Ce n’est pas l’impossibilité mécanique de réaliser la plus-value qui provoquera l’effondrement du capitalisme. Il sera vaincu par l’indignation qu’il éveille dans les masses populaires. Le capitalisme ne s’effondrera pas seulement le jour où le dernier paysan et le dernier petit bourgeois du globe seront transformés en ouvriers salariés et où, de ce fait, le capitalisme ne disposera plus d’aucun marché excédentaire ; il sera abattu longtemps auparavant par l’indignation montante de la classe ouvrière, « forte de son accroissement constant, de la formation idéologique de l’unité et de l’organisation qu’elle doit au mécanisme du processus de production capitaliste lui-même » [2].

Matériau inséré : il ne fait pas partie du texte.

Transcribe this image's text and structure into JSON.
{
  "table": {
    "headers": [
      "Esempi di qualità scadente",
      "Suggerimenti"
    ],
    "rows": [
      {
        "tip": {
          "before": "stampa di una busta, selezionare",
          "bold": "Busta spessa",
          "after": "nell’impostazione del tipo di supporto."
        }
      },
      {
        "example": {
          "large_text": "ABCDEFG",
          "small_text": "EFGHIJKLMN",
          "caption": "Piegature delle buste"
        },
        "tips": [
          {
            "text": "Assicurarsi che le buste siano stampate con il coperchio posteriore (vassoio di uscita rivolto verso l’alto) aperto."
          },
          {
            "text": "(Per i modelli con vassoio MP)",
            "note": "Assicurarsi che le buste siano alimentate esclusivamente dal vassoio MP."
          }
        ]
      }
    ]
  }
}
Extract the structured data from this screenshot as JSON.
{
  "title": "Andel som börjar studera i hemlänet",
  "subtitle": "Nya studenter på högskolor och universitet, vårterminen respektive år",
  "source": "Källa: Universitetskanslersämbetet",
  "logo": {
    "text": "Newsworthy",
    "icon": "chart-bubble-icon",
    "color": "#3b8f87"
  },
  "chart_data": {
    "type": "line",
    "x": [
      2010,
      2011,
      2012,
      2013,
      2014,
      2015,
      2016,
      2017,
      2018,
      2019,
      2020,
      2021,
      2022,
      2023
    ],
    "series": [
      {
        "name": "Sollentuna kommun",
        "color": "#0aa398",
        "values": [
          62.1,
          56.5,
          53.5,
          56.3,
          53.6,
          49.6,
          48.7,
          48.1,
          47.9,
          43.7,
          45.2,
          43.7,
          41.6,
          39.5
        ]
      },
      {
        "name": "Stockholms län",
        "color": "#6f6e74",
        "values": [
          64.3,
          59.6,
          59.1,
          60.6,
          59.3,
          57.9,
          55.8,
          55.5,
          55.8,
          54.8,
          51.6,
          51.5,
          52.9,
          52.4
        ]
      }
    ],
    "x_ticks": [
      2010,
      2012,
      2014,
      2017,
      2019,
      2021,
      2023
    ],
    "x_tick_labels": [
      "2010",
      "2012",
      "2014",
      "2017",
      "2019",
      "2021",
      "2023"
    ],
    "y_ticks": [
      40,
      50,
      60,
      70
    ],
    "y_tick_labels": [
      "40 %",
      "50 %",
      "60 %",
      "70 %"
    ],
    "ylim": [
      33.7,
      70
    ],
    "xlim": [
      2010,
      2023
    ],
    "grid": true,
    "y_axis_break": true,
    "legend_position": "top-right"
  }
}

Pour m’adresser cette critique, Bauer, maître de la spéculation abstraite, a dû non seulement faire abstraction du sens et de l’orientation de ma théorie de l’accumulation, mais négliger également la lettre même de mes écrits. Quant à la hardiesse de ses déclarations, il ne faut y voir qu’une abstraction typique du marxisme des « experts », que l’étincelle inoffensive de la « pure pensée » : l’attitude de ce groupe de théoriciens au moment du déclenchement de la guerre mondiale le prouve assez. L’indignation de la classe ouvrière, forte de son nombre, de sa formation idéologique et de son organisation, s’est traduite soudain par la politique de l’« abstentionnisme » dans les décisions les plus graves de l’histoire mondiale et par le « silence » persistant jusqu’à ce que résonnent les cloches de la paix. Le « chemin du pouvoir [3]», décrit avec virtuosité jusque dans ses moindres détails pendant le temps de paix, quand pas un souffle n’agitait les branches, s’est transformé soudain, dès la première rafale, en un « chemin de l’impuissance ». Les épigones de Marx qui avaient en main la direction officielle théorique du mouvement ouvrier en Allemagne pendant la dernière décennie, ont déclaré forfait quand la crise mondiale a éclaté et ont remis la direction du parti à l’impérialisme. Il est nécessaire d’avoir une conscience claire de cette situation pour entreprendre le redressement d’une politique prolétarienne qui serait à la hauteur de ses tâches historiques pendant la période impérialiste.

Des esprits mélancoliques se lamenteront à l’idée que « les marxistes se querellent entre eux », que les « autorités » reconnues soient contestées. Mais le marxisme n’est pas une chapelle d’une douzaine de personnes qui se délivrent mutuellement des brevets d’« expertise » et devant lesquelles la masse des croyants doit manifester une confiance aveugle.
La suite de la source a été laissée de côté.